Due to additional time needed for construction work on the Quint Street Rail Bridge, Caltrain will be extending bus bridge service between Bayshore Station and the San Francisco Station on 4th and King streets until noon today.
Caltrain is in the midst of replacing the 100-year-old Quint Street Rail Bridge with a new berm. To accommodate this important work, Caltrain only operated trains between the Bayshore Caltrain Station and San Jose Diridon Caltrain Station on Saturday.
SamTrans provided replacement bus bridge service for all passengers traveling from the San Francisco Caltrain Station at 4th and King streets to the 22nd Street Caltrain Station, and to the Bayshore Caltrain Station on Saturday. Normal train service was originally scheduled to return on Sunday.
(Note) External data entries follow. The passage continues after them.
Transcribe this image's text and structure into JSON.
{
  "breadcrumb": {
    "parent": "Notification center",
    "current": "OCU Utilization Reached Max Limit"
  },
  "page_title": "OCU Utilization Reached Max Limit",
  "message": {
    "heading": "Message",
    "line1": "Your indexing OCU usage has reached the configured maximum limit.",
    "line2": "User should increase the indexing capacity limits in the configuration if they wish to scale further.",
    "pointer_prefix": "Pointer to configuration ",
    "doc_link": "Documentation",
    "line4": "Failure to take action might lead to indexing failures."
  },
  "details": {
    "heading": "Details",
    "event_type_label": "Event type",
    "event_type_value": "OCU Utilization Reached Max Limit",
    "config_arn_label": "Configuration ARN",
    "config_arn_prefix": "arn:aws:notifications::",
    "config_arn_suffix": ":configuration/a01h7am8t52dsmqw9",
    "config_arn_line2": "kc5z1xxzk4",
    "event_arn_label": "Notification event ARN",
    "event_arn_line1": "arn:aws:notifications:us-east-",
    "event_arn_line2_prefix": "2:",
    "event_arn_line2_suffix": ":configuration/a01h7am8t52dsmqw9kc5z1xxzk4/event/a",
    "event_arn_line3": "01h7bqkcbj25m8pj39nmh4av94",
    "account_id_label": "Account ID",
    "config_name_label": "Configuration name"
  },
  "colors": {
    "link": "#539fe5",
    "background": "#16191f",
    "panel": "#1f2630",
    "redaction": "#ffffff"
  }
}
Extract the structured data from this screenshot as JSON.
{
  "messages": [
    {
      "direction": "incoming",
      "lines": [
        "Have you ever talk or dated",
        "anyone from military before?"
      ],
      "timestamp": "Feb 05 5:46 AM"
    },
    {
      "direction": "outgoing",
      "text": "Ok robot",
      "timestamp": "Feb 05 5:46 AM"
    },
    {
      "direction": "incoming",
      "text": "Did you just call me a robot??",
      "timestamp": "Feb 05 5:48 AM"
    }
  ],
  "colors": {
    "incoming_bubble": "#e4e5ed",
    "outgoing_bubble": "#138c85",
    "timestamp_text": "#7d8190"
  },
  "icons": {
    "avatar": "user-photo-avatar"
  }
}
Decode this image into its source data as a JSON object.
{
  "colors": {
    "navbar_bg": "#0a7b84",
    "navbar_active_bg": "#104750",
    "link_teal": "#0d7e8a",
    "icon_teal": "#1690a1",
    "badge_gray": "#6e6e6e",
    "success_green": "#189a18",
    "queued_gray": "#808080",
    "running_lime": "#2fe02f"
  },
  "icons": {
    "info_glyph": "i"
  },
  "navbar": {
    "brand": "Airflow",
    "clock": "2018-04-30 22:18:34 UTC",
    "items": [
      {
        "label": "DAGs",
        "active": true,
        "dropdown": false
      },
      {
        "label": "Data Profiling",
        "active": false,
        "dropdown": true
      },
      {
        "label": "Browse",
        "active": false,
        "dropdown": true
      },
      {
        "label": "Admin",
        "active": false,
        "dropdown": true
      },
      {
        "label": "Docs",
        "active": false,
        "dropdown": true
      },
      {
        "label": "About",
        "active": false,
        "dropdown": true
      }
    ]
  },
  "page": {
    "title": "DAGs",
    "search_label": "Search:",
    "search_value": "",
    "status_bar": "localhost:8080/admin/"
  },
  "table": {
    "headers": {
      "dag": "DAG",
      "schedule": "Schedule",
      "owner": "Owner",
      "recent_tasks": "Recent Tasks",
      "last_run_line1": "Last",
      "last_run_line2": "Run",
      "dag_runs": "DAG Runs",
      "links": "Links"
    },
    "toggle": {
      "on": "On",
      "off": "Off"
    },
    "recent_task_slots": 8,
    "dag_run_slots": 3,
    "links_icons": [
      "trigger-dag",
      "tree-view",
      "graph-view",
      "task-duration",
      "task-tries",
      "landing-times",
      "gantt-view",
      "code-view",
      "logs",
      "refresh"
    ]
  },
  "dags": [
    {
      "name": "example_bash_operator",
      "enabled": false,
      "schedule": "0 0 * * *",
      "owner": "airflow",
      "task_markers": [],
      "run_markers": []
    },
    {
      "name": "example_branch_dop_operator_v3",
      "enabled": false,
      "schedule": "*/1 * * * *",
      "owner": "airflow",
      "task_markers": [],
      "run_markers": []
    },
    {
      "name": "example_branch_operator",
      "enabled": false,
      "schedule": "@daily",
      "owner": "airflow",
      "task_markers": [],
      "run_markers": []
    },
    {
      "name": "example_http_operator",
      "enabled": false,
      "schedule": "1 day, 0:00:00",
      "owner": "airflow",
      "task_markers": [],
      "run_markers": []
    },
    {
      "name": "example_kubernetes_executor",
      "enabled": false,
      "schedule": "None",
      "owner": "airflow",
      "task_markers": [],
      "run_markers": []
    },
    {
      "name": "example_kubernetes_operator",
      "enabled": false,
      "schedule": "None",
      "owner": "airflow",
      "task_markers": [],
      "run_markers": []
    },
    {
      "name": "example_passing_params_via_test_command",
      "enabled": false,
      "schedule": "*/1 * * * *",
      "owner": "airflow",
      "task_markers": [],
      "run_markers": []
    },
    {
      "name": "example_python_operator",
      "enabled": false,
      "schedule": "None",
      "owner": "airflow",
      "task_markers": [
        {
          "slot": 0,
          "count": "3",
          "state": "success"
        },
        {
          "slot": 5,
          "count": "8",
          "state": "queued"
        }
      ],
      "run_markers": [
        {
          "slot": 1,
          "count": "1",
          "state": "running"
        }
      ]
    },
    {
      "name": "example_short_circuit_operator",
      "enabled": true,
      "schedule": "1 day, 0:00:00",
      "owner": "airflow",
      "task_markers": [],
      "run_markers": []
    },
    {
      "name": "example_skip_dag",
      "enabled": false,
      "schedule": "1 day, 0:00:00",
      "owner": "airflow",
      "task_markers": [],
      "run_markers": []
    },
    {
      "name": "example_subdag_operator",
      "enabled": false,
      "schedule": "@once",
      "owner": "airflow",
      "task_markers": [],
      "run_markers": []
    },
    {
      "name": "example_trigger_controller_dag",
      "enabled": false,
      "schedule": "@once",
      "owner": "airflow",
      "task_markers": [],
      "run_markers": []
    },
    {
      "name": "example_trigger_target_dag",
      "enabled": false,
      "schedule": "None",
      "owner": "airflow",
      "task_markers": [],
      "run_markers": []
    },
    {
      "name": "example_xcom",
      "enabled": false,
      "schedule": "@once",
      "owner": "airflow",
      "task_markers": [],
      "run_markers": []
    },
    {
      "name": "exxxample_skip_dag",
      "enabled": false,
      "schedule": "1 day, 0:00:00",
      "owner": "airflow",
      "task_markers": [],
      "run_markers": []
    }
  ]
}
Between 8 a.m. and noon today, northbound trains will operate on the current Sunday schedule until they reach the Bayshore Caltrain Station, and southbound trains will use the current Sunday schedule after they depart the Bayshore Caltrain Station.
Between the San Francisco and Bayshore stations, the bus service will be provided by SamTrans. Caltrain customers should look for the red, white and blue buses when they get to the station. Ambassadors also will be at all stations to assist people. There will be limited capacity for luggage and bikes on the buses.
By noon today, Caltrain is expected to resume regular service and operate on the current Sunday schedule.
The San Francisco County Transportation Authority’s Quint-Jerrold Connector Road project will follow the berm construction. The planned connector road will link Quint Street, just north of Oakdale Avenue, to Jerrold Avenue via a new road along the west side of the Caltrain tracks. More information regarding the Quint-Jerrold Connector Road project can be found at www.sfcta.org/quint.
About Caltrain: Owned and operated by the Peninsula Corridor Joint Powers Board, Caltrain provides commuter rail service from San Francisco to San Jose, with limited commute service to Gilroy. Caltrain has enjoyed more than four years of consecutive monthly ridership increases, surpassing more than 60,000 average weekday riders earlier this year. While the Joint Powers Board assumed operating responsibilities for the service in 1992, the railroad celebrated 150 years of continuous passenger service in 2014. Planning for the next 150 years of Peninsula rail service, Caltrain is on pace to electrify the corridor, reduce diesel emissions by 97 percent by 2040 and add more service to more stations.